In fact, since January 27, 2025, the trader has completed four swing trades (three of which were losses), bringing his total drawdown to approximately $2.45 million.
Now, when you add ETH worth $ 8.3 million, which was reported to be sold by the Ethereum Foundation, the bearish rhetoric begins to increase a little more.
In this context, the 63% jump in Ethereum’s positive Funding Rates (from the previous level of 0.0024) is starting to look like a relatively extended positioning move.
The logic is simple: macro volatility, technical weakness, and distribution cues all hold up against increasing long-term risk.
In such setups, the price usually does not remain stable for long. Instead, if the support fails it will either trigger a long squeeze or a rapid pullback if buyers step in and absorb the supply.
The real question is whether Ethereum bulls can step in here and turn this into a bear trap.

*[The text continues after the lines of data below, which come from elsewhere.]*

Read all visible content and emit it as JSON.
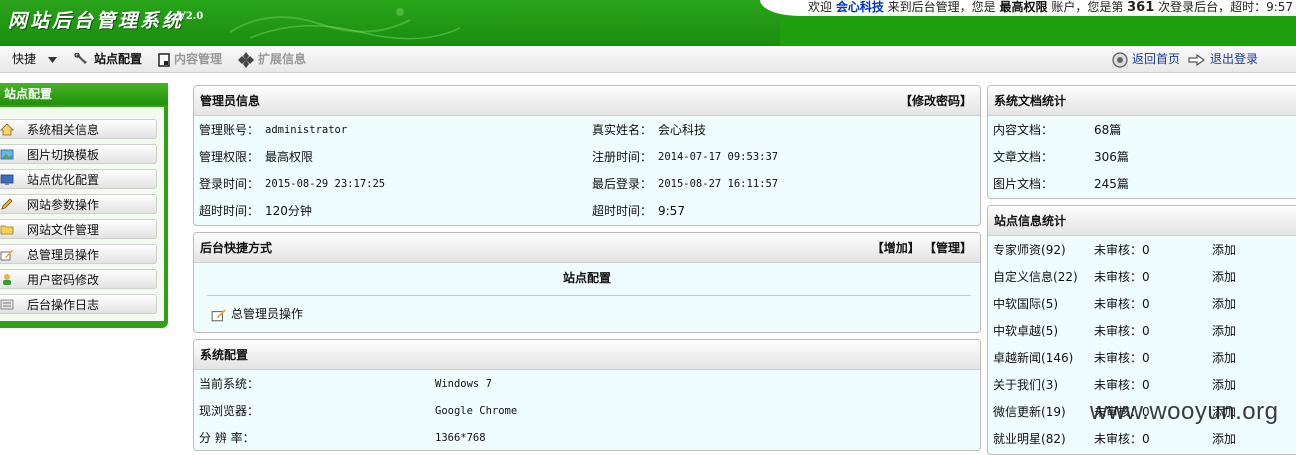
{
  "header": {
    "brand": "网站后台管理系统",
    "version": "V2.0",
    "welcome": {
      "p1": "欢迎 ",
      "company": "会心科技",
      "p2": " 来到后台管理，您是 ",
      "role": "最高权限",
      "p3": " 账户，您是第 ",
      "count": "361",
      "p4": " 次登录后台，超时：9:57"
    }
  },
  "toolbar": {
    "quick": "快捷",
    "site_config": "站点配置",
    "content_mgmt": "内容管理",
    "ext_info": "扩展信息",
    "home": "返回首页",
    "logout": "退出登录"
  },
  "sidebar": {
    "title": "站点配置",
    "items": [
      {
        "label": "系统相关信息",
        "icon": "house-icon"
      },
      {
        "label": "图片切换模板",
        "icon": "picture-icon"
      },
      {
        "label": "站点优化配置",
        "icon": "monitor-icon"
      },
      {
        "label": "网站参数操作",
        "icon": "pencil-icon"
      },
      {
        "label": "网站文件管理",
        "icon": "folder-icon"
      },
      {
        "label": "总管理员操作",
        "icon": "edit-icon"
      },
      {
        "label": "用户密码修改",
        "icon": "user-icon"
      },
      {
        "label": "后台操作日志",
        "icon": "log-icon"
      }
    ]
  },
  "admin_info": {
    "title": "管理员信息",
    "action": "【修改密码】",
    "rows": [
      {
        "l1": "管理账号：",
        "v1": "administrator",
        "l2": "真实姓名：",
        "v2": "会心科技"
      },
      {
        "l1": "管理权限：",
        "v1": "最高权限",
        "l2": "注册时间：",
        "v2": "2014-07-17 09:53:37"
      },
      {
        "l1": "登录时间：",
        "v1": "2015-08-29 23:17:25",
        "l2": "最后登录：",
        "v2": "2015-08-27 16:11:57"
      },
      {
        "l1": "超时时间：",
        "v1": "120分钟",
        "l2": "超时时间：",
        "v2": "9:57"
      }
    ]
  },
  "shortcut": {
    "title": "后台快捷方式",
    "add": "【增加】",
    "manage": "【管理】",
    "section": "站点配置",
    "item": "总管理员操作"
  },
  "sys_config": {
    "title": "系统配置",
    "rows": [
      {
        "label": "当前系统：",
        "value": "Windows 7"
      },
      {
        "label": "现浏览器：",
        "value": "Google Chrome"
      },
      {
        "label": "分 辨 率：",
        "value": "1366*768"
      }
    ]
  },
  "doc_stats": {
    "title": "系统文档统计",
    "rows": [
      {
        "label": "内容文档：",
        "value": "68篇"
      },
      {
        "label": "文章文档：",
        "value": "306篇"
      },
      {
        "label": "图片文档：",
        "value": "245篇"
      }
    ]
  },
  "site_stats": {
    "title": "站点信息统计",
    "rows": [
      {
        "name": "专家师资",
        "count": "(92)",
        "pending": "未审核：0",
        "add": "添加"
      },
      {
        "name": "自定义信息",
        "count": "(22)",
        "pending": "未审核：0",
        "add": "添加"
      },
      {
        "name": "中软国际",
        "count": "(5)",
        "pending": "未审核：0",
        "add": "添加"
      },
      {
        "name": "中软卓越",
        "count": "(5)",
        "pending": "未审核：0",
        "add": "添加"
      },
      {
        "name": "卓越新闻",
        "count": "(146)",
        "pending": "未审核：0",
        "add": "添加"
      },
      {
        "name": "关于我们",
        "count": "(3)",
        "pending": "未审核：0",
        "add": "添加"
      },
      {
        "name": "微信更新",
        "count": "(19)",
        "pending": "未审核：0",
        "add": "添加"
      },
      {
        "name": "就业明星",
        "count": "(82)",
        "pending": "未审核：0",
        "add": "添加"
      }
    ]
  },
  "watermark": "www.wooyun.org"
}
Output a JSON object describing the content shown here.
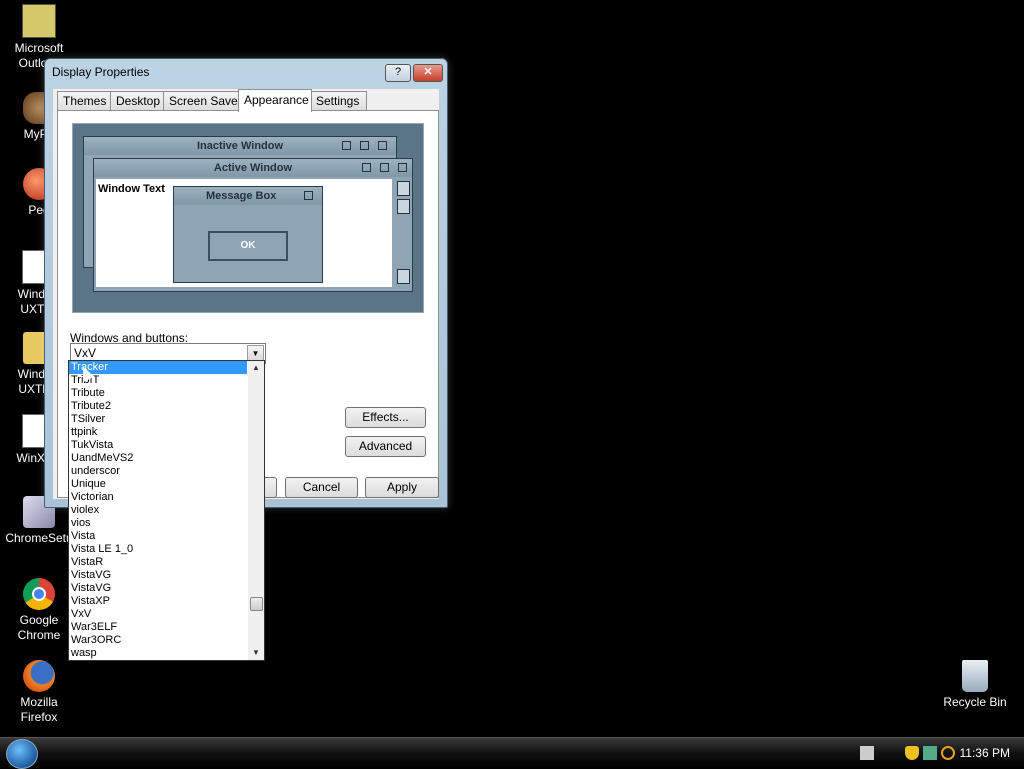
{
  "desktop": {
    "icons": [
      {
        "label": "Microsoft Outlo…",
        "name": "outlook-icon"
      },
      {
        "label": "MyPa",
        "name": "mypa-icon"
      },
      {
        "label": "Peg",
        "name": "peg-icon"
      },
      {
        "label": "Window UXThe",
        "name": "uxtheme-file-icon"
      },
      {
        "label": "Window UXTher",
        "name": "uxtheme-folder-icon"
      },
      {
        "label": "WinXPR",
        "name": "winxpr-icon"
      },
      {
        "label": "ChromeSetu",
        "name": "chrome-setup-icon"
      },
      {
        "label": "Google Chrome",
        "name": "google-chrome-icon"
      },
      {
        "label": "Mozilla Firefox",
        "name": "firefox-icon"
      },
      {
        "label": "Recycle Bin",
        "name": "recycle-bin-icon"
      }
    ]
  },
  "window": {
    "title": "Display Properties",
    "help": "?",
    "close": "✕",
    "tabs": [
      "Themes",
      "Desktop",
      "Screen Saver",
      "Appearance",
      "Settings"
    ],
    "active_tab": "Appearance"
  },
  "preview": {
    "inactive": "Inactive Window",
    "active": "Active Window",
    "window_text": "Window Text",
    "message_box": "Message Box",
    "ok": "OK"
  },
  "controls": {
    "windows_buttons_label": "Windows and buttons:",
    "combo_value": "VxV",
    "effects": "Effects...",
    "advanced": "Advanced",
    "cancel": "Cancel",
    "apply": "Apply"
  },
  "dropdown": {
    "items": [
      "Tracker",
      "TribIT",
      "Tribute",
      "Tribute2",
      "TSilver",
      "ttpink",
      "TukVista",
      "UandMeVS2",
      "underscor",
      "Unique",
      "Victorian",
      "violex",
      "vios",
      "Vista",
      "Vista LE 1_0",
      "VistaR",
      "VistaVG",
      "VistaVG",
      "VistaXP",
      "VxV",
      "War3ELF",
      "War3ORC",
      "wasp"
    ],
    "selected_index": 0
  },
  "taskbar": {
    "clock": "11:36 PM"
  }
}
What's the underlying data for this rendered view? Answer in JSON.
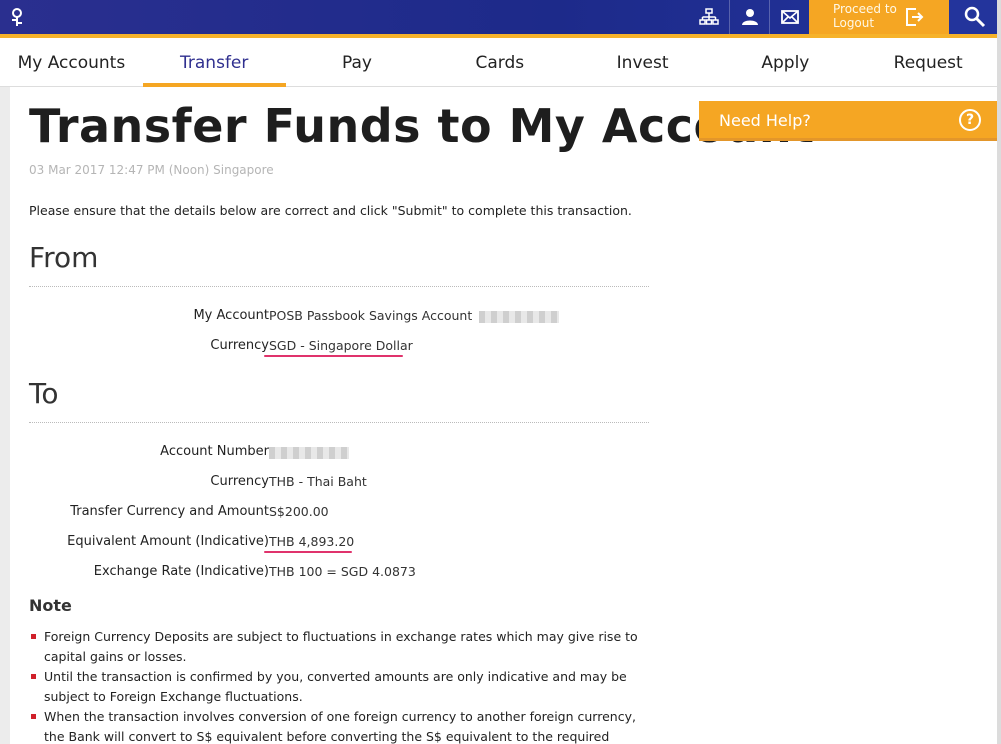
{
  "header": {
    "logout_label": "Proceed to Logout"
  },
  "nav": {
    "items": [
      {
        "label": "My Accounts"
      },
      {
        "label": "Transfer"
      },
      {
        "label": "Pay"
      },
      {
        "label": "Cards"
      },
      {
        "label": "Invest"
      },
      {
        "label": "Apply"
      },
      {
        "label": "Request"
      }
    ],
    "active_index": 1
  },
  "page": {
    "title": "Transfer Funds to My Account",
    "timestamp": "03 Mar 2017 12:47 PM (Noon) Singapore",
    "instructions": "Please ensure that the details below are correct and click \"Submit\" to complete this transaction."
  },
  "from": {
    "heading": "From",
    "account_label": "My Account",
    "account_value": "POSB Passbook Savings Account",
    "currency_label": "Currency",
    "currency_value": "SGD - Singapore Dollar"
  },
  "to": {
    "heading": "To",
    "account_number_label": "Account Number",
    "currency_label": "Currency",
    "currency_value": "THB - Thai Baht",
    "transfer_label": "Transfer Currency and Amount",
    "transfer_value": "S$200.00",
    "equivalent_label": "Equivalent Amount (Indicative)",
    "equivalent_value": "THB 4,893.20",
    "rate_label": "Exchange Rate (Indicative)",
    "rate_value": "THB 100 = SGD 4.0873"
  },
  "note": {
    "heading": "Note",
    "items": [
      "Foreign Currency Deposits are subject to fluctuations in exchange rates which may give rise to capital gains or losses.",
      "Until the transaction is confirmed by you, converted amounts are only indicative and may be subject to Foreign Exchange fluctuations.",
      "When the transaction involves conversion of one foreign currency to another foreign currency, the Bank will convert to S$ equivalent before converting the S$ equivalent to the required foreign currency."
    ]
  },
  "help": {
    "label": "Need Help?",
    "icon_glyph": "?"
  },
  "colors": {
    "header_blue": "#1d2a8a",
    "accent_orange": "#f5a623",
    "highlight_pink": "#e0336c",
    "bullet_red": "#d0202a"
  }
}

Ethereum’s long bias increases as staked supply begins to resume
The use of leverage in volatile conditions is rarely just speculation. Instead, it tends to be driven more by faith.
Ethereum’s perp market is starting to show this kind of shift. Derivative signals are improving despite the uncertain macro environment.
Especially Ethereum Buyer Buying/Selling Ratio Binance broke above 1 with a monthly average of 1,016 and remained in positive territory for several consecutive days.
For context, a reading above 1 means buyer buying volume is higher than buyer selling volume; This indicates continued aggressive buying in perps, with positioning skewed towards leveraged long positions.
When combined with Grayscale staking 83,200 ETH, this starts to look less random and more like a structural flow change.


However, when zoomed out, the picture changes. Despite the influx of staking, Ethereum’s total staking supply saw its sharpest decline in nearly a month; 570,000 ETH came out of staking, reducing the staking rate from its all-time high of 31.9% to 31.4%.
Fundamentally, the market shows a marked difference.
For context, falling staking levels indicate reduced long-term conviction as well as potential profit taking or risk reduction from validators. This, along with the recent capitulation, indicates that supply will return to the market without a strong bid to absorb it.
In this context, leveraged long positioning looks more like a speculative play.
While Ethereum’s current setup is leaning towards neutral to weak, the recent pullback looks like a distribution-driven move rather than a bear trap, with pressure now shifting towards the $2k support level.
Final Summary
- Poor macro stability and mixed on-chain signals create a contradictory setup.
- Leveraged long-term accumulation against softening demand conditions increases the risk of a move towards the $2,000 support.